Las Vegas Recovers Select Jobs, Increasing Multifamily Sales

Multifamily sales in the Las Vegas metro area increased by 59.6 percent between the third quarters of 2010 and 2011, this in concurrence with the overall unemployment rate dropping from 15.5 percent to 14.2 percent.

Multifamily sales in the Las Vegas metro area increased by 59.6 percent between the third quarters of 2010 and 2011, this in concurrence with the overall unemployment rate dropping from 15.5 percent to 14.2 percent. According to Real Capital Analytics, 4,612 units were sold during the first three quarters of 2011, and the average unit price rose to $51,082 from $43,560 the previous year.

The rise in employment occurred mostly in the services industry, while jobs in finance and construction remained stagnant. Colliers International expects population growth in Southern Nevada to accelerate in order to accommodate a return of employment along the strip, likely rekindling development that was halted by the recession.

According to Colliers International, Class A properties saw vacancy rates rise from Q1 to Q3 of 2011, while Class B and C properties saw these rates decline substantially. As might be expected, the overall decrease in vacancy rates caused asking rates for rentals to increase considerably. The downtown area saw the average asking rate for a one-bedroom apartment rise from $520 to $623. The Henderson and Green Valley area saw these rates jump even higher, from $589 to $736.

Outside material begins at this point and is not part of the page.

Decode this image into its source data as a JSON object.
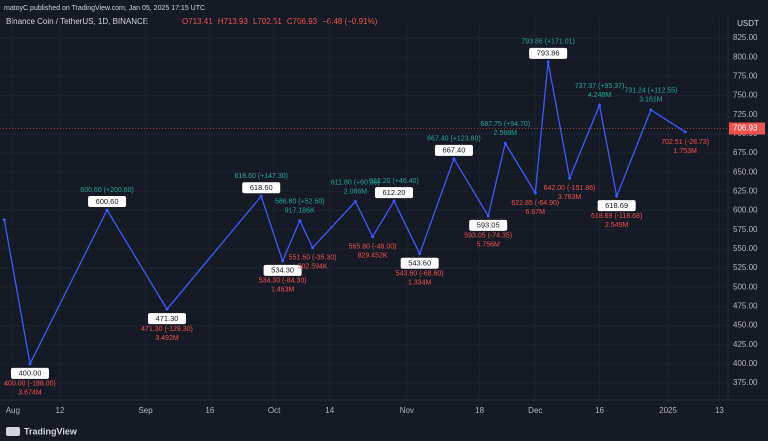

Gary Banner, vice president of the multifamily division at Colliers, does not foresee any improvement in the single-family market that might affect trends in multifamily. “I don’t believe houses should be investment property,” Banner says. “They’re not made for that.”

Banner adds that the vacancy rate for single-family homes in today’s market stands at around 50 percent. “Those average rents typically start at about $1,200 a month,” Banner says. “A Class A apartment tops out at about $1,400. For those that do not have school-age children at home, it would be wiser to rent in a market where the housing prices are still falling.”

With respect to multifamily, downtown continues to be the area with the highest renter occupancy rate, coming in at 63 percent in the third quarter of 2011. Banner says that “momentum is building” in downtown, and that this will only continue with the relocation of Zappos.com from Henderson, Nev. to the former City Hall building at Las Vegas Boulevard and Stewart Avenue.

Tony Hsieh, the 37 year-old CEO of the online company, has already leased incubator space for the building, as well as three floors of living space in a high-rise condo for employees. Banner says that the overall employee count will be around 2,000.

“Tony is from the Bay Area and he wants that eclectic feel in the downtown districts of Las Vegas,” Banner adds. “He’s going to input about $350 million into the downtown districts.”

As for 2011, the largest regional multifamily sale was the 341-unit Colonial Grande at Palm Vista, which sold for $41.05 million, or $120,381 per unit. This property was built in 2007, shortly before the onset of the financial crisis, and it remains one of the newest complexes in the metro area.

The monthly driver’s license count in the region rose by 11 percent between July 2010 and 2011, while the residential electric meter count ticked up 1.2 percent during this same period, reinforcing the indication that Southern Nevada is slowly recovering from an exceptionally severe economic downturn.